The rebuttal period was highly constructive and effectively resolved the reviewers' main concerns.

• Clarity and Accessibility (TKAP, Sgxw, VyhR): The authors acknowledged the paper's density and committed to improving its readability. They promised to add a concise background section to the main paper, clarify their core novel contributions, and move key algorithmic details from the appendix to the main text.

• Experimental Details and Comparisons (TKAP, TByV): In response to requests for more details on baselines, the authors provided new tables comparing model architectures, hyperparameters, and computational costs. They also conducted new ablation studies showing that trajectory-matching baselines perform poorly when given full physical inputs, strengthening their claims about the importance of physical consistency.

• Scalability and Training (TByV): The authors clarified that their model has linear, not quadratic, complexity with respect to the number of particles. They also addressed the "simulation-free" question by providing results for a purely force-matching objective, demonstrating a 2.5x training speed-up with a minor accuracy trade-off, while still outperforming baselines.

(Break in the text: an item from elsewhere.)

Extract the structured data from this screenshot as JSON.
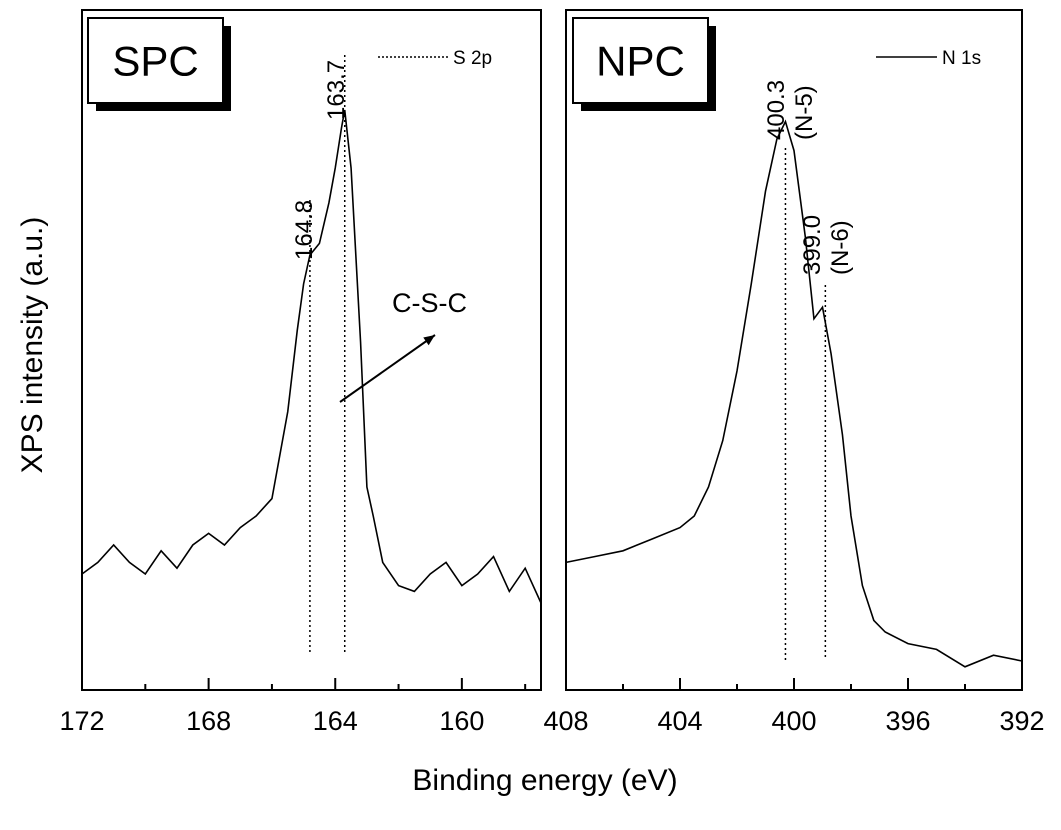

• Theoretical Questions (Sgxw): The authors provided a crucial clarification on Prop. 3.1, explaining it is an "impossibility result" (a general lower bound), not a standard PAC-style bound, which resolved the reviewer's confusion. They also clarified other technical points regarding the loss function and the deterministic limit of their model. Overall, the authors' detailed responses, supported by new experiments and a clear revision plan, successfully addressed the points raised. This led to a consensus among the reviewers and multiple score increases.